Belakangan ini persekusi mengemuka dalam berbagai berita media dan
perdebatan netizen di media sosial. Berdasarkan data dari
Southeast Asia Freedom of Expression Network (SAFENET), sejak 27 Januari 2017
hingga 31 Mei 2017 terdapat 59 orang korban persekusi, khususnya yaitu mereka
yang dicap sebagai penista agama atau ulama. (https://metro.tempo.co/read/news/2017/06/01/214880646/safenet-terdapat-59-korban-persekusi-selama-2017).
Kita berharap tentunya data yang disebut oleh Safenet tadi tidaklah
sampai kepada pengertian persekusi sebagaimana dimaksud kamus besar bahasa
Indonesia di atas. Sejauh pengamatan saya persekusi yang terjadi saat ini
tidaklah sampai kepada makna yang dimaksudkan oleh kamus besar bahasa Indonesia tersebut.
Sehingga belum tentu juga tepat bila dipakai istilah persekusi untuk berbagai
kejadian yang sempat heboh di media sosial.

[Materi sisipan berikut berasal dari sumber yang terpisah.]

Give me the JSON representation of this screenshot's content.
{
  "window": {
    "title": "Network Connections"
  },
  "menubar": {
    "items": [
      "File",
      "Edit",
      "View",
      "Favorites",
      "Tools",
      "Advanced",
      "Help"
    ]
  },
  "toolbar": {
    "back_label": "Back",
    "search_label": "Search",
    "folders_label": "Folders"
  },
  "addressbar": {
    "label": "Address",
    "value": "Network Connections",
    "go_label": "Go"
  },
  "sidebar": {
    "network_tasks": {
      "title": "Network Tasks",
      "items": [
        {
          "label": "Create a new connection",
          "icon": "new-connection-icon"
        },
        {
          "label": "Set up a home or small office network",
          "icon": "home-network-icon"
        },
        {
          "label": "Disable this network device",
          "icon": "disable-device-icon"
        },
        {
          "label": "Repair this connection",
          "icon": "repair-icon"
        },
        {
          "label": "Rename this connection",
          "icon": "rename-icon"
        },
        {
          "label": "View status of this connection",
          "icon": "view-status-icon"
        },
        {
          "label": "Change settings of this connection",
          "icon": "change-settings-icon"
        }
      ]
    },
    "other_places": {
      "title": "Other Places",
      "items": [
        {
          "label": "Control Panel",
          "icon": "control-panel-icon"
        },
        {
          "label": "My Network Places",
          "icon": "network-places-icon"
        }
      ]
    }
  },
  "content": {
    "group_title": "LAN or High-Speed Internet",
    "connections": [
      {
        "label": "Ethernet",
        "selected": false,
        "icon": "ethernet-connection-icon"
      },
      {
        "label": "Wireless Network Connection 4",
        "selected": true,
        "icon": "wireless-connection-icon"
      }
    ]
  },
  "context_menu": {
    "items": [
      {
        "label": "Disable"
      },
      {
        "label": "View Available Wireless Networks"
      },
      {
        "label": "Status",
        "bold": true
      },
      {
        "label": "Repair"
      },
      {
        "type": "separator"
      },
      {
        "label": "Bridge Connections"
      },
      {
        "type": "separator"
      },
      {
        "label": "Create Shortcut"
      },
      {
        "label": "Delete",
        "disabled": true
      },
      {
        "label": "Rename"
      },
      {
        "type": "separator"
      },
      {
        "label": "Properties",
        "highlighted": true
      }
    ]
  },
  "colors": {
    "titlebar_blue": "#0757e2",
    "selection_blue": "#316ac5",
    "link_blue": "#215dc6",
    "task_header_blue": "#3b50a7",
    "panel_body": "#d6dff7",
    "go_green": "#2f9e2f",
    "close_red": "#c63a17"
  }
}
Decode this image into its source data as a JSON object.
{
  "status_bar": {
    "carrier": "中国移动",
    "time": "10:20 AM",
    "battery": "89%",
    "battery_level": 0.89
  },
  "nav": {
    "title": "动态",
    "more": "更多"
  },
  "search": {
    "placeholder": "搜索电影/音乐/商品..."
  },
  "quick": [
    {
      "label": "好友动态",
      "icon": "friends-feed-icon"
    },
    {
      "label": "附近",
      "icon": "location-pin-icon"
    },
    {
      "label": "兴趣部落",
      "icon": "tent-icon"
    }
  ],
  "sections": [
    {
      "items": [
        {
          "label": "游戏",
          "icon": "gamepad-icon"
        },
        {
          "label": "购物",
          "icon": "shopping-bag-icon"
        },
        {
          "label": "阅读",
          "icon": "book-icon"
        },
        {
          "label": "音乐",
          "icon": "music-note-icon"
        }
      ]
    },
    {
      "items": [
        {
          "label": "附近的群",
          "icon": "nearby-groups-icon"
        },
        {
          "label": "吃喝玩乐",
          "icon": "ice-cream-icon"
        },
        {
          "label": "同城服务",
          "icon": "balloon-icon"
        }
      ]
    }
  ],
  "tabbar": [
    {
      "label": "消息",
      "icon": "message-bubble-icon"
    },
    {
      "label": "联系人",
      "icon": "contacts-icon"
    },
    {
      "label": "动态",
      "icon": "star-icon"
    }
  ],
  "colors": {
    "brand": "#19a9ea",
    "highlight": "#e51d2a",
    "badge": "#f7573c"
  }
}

Namun menurut Damar Juniarto dari Koalisi Anti Persekusi, makna yang sebenarnya persekusi berbeda dengan main hakim sendiri.Dalam makna
yang sebenarnya persekusi adalah tindakan memburu seseorang atau golongan
tertentu yang dilakukan suatu pihak secara sewenang-wenang dan sistematis juga
luas, jadi beda dengan main hakim sendiri. (https://www.merdeka.com/peristiwa/apa-itu-persekusi-ini-penjelasannya.html).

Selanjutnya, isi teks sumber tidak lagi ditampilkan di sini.